Em atividade: em sua banca, na Praça da Catedral, ‘Alemão’ comercializa diversos produtos fitoterápicos (Gabriela Sodré/O MUNICIPIO)

Em seu espaço, é possível encontrar produtos naturais para diversas finalidades ou patologias – nozes da índia (diminui o peso e a obesidade), diabetil (como o próprio nome diz, controla o diabetes), chás seca-barriga, entre muitos outros.

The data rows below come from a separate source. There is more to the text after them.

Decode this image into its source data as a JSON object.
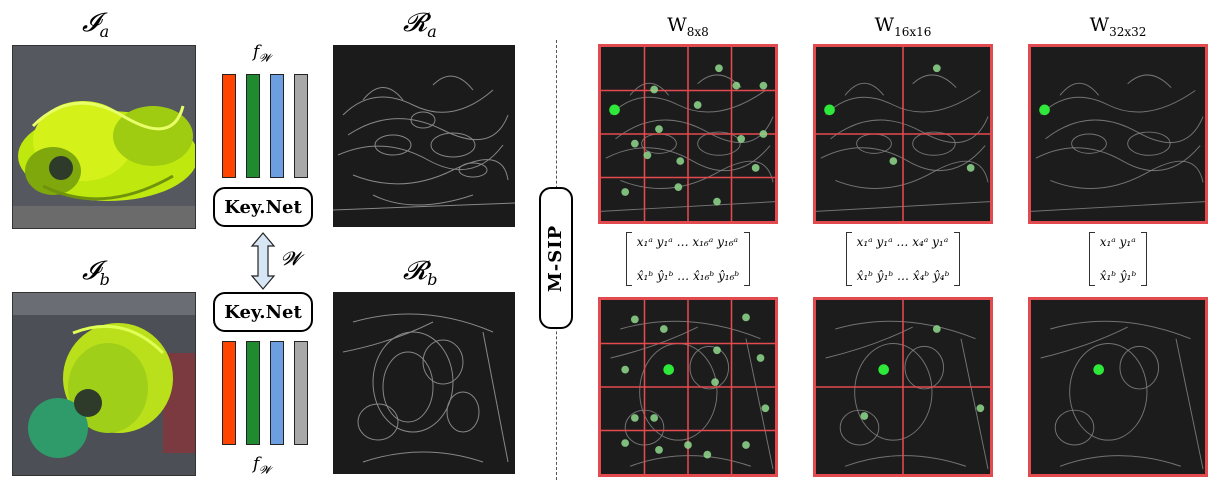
{
  "left": {
    "image_a_label": "𝓘",
    "image_a_sub": "a",
    "image_b_label": "𝓘",
    "image_b_sub": "b",
    "response_a_label": "𝓡",
    "response_a_sub": "a",
    "response_b_label": "𝓡",
    "response_b_sub": "b",
    "fw_label": "f",
    "fw_sub": "𝓦",
    "warp_label": "𝓦",
    "keynet_label": "Key.Net",
    "bar_colors": [
      "#ff4500",
      "#1f8a2f",
      "#6d9fe0",
      "#a8a8a8"
    ]
  },
  "msip_label": "M-SIP",
  "windows": [
    {
      "title": "W",
      "sub": "8x8",
      "grid": 4,
      "matrix_top": "x₁ᵃ y₁ᵃ   …   x₁₆ᵃ y₁₆ᵃ",
      "matrix_bottom": "x̂₁ᵇ ŷ₁ᵇ   …   x̂₁₆ᵇ ŷ₁₆ᵇ"
    },
    {
      "title": "W",
      "sub": "16x16",
      "grid": 2,
      "matrix_top": "x₁ᵃ y₁ᵃ   …   x₄ᵃ y₁ᵃ",
      "matrix_bottom": "x̂₁ᵇ ŷ₁ᵇ   …   x̂₄ᵇ ŷ₄ᵇ"
    },
    {
      "title": "W",
      "sub": "32x32",
      "grid": 1,
      "matrix_top": "x₁ᵃ y₁ᵃ",
      "matrix_bottom": "x̂₁ᵇ ŷ₁ᵇ"
    }
  ],
  "colors": {
    "grid_red": "#e34a4f",
    "keypoint_green": "#2ee83a",
    "keypoint_faint": "#8fd98c"
  }
}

“Se a pessoa quiser alguma planta ou erva e eu não tiver aqui, tenho determinado tempo para trazer, sim. Tem muita coisa para mim, vindo da Bahia, então, às vezes, demora até quinze dias, no máximo. Mas eu consigo trazer para a pessoa”, justificou.

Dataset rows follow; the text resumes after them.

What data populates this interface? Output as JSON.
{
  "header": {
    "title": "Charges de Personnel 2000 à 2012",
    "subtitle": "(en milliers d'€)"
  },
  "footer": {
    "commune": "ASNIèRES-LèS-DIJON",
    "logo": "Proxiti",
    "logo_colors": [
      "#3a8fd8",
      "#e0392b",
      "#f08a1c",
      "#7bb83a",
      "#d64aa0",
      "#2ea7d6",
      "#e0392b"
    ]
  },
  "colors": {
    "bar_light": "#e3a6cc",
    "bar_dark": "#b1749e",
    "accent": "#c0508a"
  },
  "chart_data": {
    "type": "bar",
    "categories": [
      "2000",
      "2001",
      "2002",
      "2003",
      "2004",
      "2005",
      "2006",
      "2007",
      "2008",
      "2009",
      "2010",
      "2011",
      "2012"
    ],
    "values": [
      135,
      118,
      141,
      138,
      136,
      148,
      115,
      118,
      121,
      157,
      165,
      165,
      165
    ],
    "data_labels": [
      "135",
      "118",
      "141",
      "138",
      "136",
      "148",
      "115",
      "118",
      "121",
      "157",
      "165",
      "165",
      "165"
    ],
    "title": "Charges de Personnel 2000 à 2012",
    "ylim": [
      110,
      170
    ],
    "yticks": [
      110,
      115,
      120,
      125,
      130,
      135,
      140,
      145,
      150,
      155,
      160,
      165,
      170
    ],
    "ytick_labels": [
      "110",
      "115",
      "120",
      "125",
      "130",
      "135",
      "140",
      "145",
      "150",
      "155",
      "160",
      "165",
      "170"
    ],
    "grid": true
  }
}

Nesta modalidade de comércio alternativo, logicamente foram –e são- muitas as histórias que ele já vivenciou, algumas das quais, bem interessantes e até divertidas.

“Se for de cliente, o que mais tem aqui de engraçado é quando eles compram remédio para impotência, sentem o efeito e vem aqui, me contar. E nós damos risada”, revelou, entre risos.

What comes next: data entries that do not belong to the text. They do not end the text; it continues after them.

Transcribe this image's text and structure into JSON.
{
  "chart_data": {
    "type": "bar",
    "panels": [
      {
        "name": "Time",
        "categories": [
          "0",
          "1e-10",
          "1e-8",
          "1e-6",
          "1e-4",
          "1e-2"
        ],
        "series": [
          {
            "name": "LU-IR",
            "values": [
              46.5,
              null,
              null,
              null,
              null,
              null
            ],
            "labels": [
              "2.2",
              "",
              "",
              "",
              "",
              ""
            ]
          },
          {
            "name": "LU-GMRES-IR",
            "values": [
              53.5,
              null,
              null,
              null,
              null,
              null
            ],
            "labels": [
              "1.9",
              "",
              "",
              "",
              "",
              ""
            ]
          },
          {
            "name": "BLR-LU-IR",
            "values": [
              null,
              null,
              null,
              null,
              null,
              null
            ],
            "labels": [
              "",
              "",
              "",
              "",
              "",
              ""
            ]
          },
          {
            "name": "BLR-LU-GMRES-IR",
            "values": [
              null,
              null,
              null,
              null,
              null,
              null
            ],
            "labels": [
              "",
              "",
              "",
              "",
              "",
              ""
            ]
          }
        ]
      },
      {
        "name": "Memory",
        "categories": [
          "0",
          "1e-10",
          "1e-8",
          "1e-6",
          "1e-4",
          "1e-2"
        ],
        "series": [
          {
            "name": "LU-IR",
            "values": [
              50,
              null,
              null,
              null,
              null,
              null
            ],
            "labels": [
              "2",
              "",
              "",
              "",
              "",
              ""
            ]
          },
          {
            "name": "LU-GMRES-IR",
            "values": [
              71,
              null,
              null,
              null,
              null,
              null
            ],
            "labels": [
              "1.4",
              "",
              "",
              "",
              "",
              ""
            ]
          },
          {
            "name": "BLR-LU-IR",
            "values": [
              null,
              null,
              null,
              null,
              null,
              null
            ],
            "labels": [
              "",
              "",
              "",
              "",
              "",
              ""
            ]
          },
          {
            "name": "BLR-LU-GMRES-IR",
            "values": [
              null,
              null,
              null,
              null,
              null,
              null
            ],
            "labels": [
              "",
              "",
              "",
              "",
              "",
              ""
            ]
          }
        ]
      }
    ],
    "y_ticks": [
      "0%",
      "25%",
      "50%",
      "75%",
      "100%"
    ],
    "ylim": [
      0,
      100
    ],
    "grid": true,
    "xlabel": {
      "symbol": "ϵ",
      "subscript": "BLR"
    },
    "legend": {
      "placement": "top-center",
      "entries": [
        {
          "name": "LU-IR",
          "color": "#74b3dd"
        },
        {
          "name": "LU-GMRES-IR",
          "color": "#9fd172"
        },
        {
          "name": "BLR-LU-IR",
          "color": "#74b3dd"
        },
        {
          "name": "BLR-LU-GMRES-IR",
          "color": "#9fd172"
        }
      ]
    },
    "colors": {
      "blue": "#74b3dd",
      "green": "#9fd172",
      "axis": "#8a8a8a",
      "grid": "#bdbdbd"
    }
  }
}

Indagado se já pensou em mudar de profissão, ‘Alemão’ confessa que até tentou e mudou, sim, algumas vezes, de área – já teve depósito de bebidas, por exemplo.

“Mas sempre volto para trás. Não consigo viver sem as ervas, não. Eu acho que é um dom que está dentro de mim. Eu me sinto bem. O que eu mais gosto é quando o cliente pega o produto, se dá bem e volta para conversar comigo. Ou entra em contato com o meu telefone, falando para mim que está se dando bem. Quando é para insônia, está dormindo, quando é para reumatismo, está curando… eles me agradecem muito e com isso eu fico muito feliz”, disse, agradecendo a todo o povo sanjoanense e confessando ainda que não pretende sair daqui tão cedo, mas permanecer na cidade, para o resto da vida.

Há cerca de 6 anos, ‘Alemão’ conta com a ajuda de José Anchieta no atendimento em seu comércio.

“Meus meninos não quiseram continuar. E já tem bastante tempo que eu trabalho, desde os 7 e tenho 40 anos de serviço. Conheci esse rapaz que está comigo e vi que ele tem um dom, que é difícil a pessoa ter para este tipo de trabalho. E, se eu mandar ele ir na serra, buscar uma planta, ele vai e traz, só pela descrição que eu faço dela”, observou.
Para contatar o ‘Alemão’ e se certificar sobre algum produto que se esteja precisando, o telefone/whatsapp é o (19) 98109-1524 e o Instagram é @alemaodaservas.

SOBRE OS FITOTERÁPICOS

‘Alemão’ esclarece que a chamada fitoterapia milenar é como uma verdadeira medicina caseira, que vem sendo usada há milhares e milhares de anos, que curou no passado, cura no presente e vai continuar curando no futuro.

“É a medicina das raízes, caules, cascas, folhas, flores. frutos e sementes. Na qual os ribeirinhos, benzedores, caboclos, vaqueiros, gaúchos e nordestinos preparam chá com diversas utilidades e qualidades para combater enfermidades e ferimentos”, contou.

Raízes, ervas e xaropes: estão entre os itens que podem ser encontrados na banca (Arquivo/Patrícia Athayde)

Mal funcionamento do pâncreas, inflamações nas articulações, perda de calcificação óssea, dores de coluna, inflamação do ciático, dores musculares, dores nas panturrilhas causadas pela má circulação estão entre os problemas que o comerciante cita para o uso de ervas medicinais, conhecidas no norte e nordeste brasileiro como ‘garrafada caseira’.

“Temos o xarope caseiro, da época dos nossos antepassados, que era feito à base de ervas, mel e rapadura! A rapadura é a primeira medicina pra anemia. E mastruz, guaco, caraguatá e jatobá que previnem até câncer de próstata”, finalizou.